Wikipedia page on "Sitcom": a genre of comedy that features characters sharing the same common environment [i.e., situation], such as a home or workplace, with often humorous dialogue.
Collins English Dictionary: a comedy series involving the same characters in various day-to-day situations which are developed as separate stories for each episode Also called sitcom.
Webster's: a television or radio series made up of independent episodes depicting the comic adventures of a fixed group of characters. ()
Situation comedy narratives generally centre on the middle-class home, and are usually characterised by episodic structure from week to week. In the Sit Com there is an emphasis on repetition and forestalling of closure in terms of the series as a whole. Characters do not learn or develop across episodes.
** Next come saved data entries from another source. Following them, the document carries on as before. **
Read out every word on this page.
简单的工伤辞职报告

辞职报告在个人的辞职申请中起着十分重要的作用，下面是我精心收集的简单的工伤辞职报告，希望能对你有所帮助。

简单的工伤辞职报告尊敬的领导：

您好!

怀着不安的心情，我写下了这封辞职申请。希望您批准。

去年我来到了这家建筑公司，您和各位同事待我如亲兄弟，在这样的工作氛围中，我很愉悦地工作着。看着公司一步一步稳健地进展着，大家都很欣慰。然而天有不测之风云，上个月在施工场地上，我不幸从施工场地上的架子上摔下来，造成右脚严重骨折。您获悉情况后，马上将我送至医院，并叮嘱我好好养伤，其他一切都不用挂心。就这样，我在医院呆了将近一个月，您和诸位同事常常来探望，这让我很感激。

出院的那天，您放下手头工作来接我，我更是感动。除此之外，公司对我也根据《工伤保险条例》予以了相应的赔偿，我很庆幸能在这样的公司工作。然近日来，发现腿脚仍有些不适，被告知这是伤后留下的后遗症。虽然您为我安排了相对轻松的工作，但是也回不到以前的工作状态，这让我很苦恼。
Situation comedies also tend to be set in clearly defined settings, with a limited range of characters, and a fair degree of emphasis on characters-as-stereotypes: this places the Situation comedy close to the Soap Opera, (especially if there is further emphasis on emotional interrelationship). (http://www.glyndwr.ac.uk/rdover/med-stud/situatio.htm)
See also theories of comedy.
Examples of Situation Comedies:
1950s: I Love Lucy
1960s: The Dick Van Dyke Show, The Addams Family, The Munsters, The Beverly Hillbillies, Green Acres, The Andy Griffith Show
1970s: The Brady Bunch, All in the Family, The Mary Tyler Moore Show, Laverne and Shirley,
1980s: The Cosby Show, Roseanne, Seinfeld, Everybody Loves Raymond, The Golden Girls, The Simpsons,
1990s: That 70s Show, Home Improvement, Fresh Prince of Bel-Air, South Park, Friends,
2000s: Scrubs, 30 Rock, The Office, Modern Family, Parks and Recreation, 2 Broke Girls
Historical Precedents for Situation Comedy
"Sentimental Comedy" & New Attic Comedy
Goldsmith, "A Comparison between Laughing and Sentimental Comedy."
If we apply to authorities, all the great masters in the dramatic art
have but one opinion. Their rule
is, that as tragedy displays the
calamities of the great, so comedy should excite our laughter, by ridiculously
exhibiting the follies of the lower part of mankind.
Boileau, one of the best of modern critics, asserts that comedy
will not admit of tragic distress. . . .
When tragedy exhibits to us
some great man fallen from his height, and struggling with want and adversity, we
feel his situation in the same manner as we suppose he himself must feel,
and our pity is increased in proportion to the height from whence he fell.
On the contrary, we do not so
strongly sympathize with one born in humbler circumstances, and encountering
accidental distress . . . . The
one has our pity; the other our contempt. Distress,
therefore, is the proper object of tragedy, since the great excite our pity by
their fall; but not equally so of comedy, since the actors employed in it are
originally so mean [i. e., low or foolish], that they sink but little by their
fall. . . .
Yet notwithstanding this weight of authority, and the universal practice
of former ages, a new species of dramatic composition has been introduced under
the name of sentimental
comedy [compare to TV
"situation comedies" or "sitcoms"], in which the virtues
of private life are exhibited, rather than the vices exposed, and the distresses
rather than the faults of mankind make our interest in the piece.
These comedies have had of late great success, perhaps from their
novelty, and also from their flattering every man in his favourite foible.
In these plays almost all the characters are good, and exceedingly generous; . . .
[they] have abundance of sentiment and feeling. If they happen to have faults or foibles, the spectator is
taught not only to pardon, but to applaud them, in consideration of the goodness
of their hearts . . . .
New Attic Comedy:
The New Comedy (lasting from death of Alexander the Great in 323 BC till 260 BC) is more like "situation comedies" (a.k.a. "sitcoms"; e.g., Two and a Half Men, 30 Rock, How I Met Your Mother) in being more realistic and domestic, less controversial.
Nietzsche compares this change to the change in tragedy from the heroic and mythical Aeschylus and Sophocles to the realistic and rational Euripides.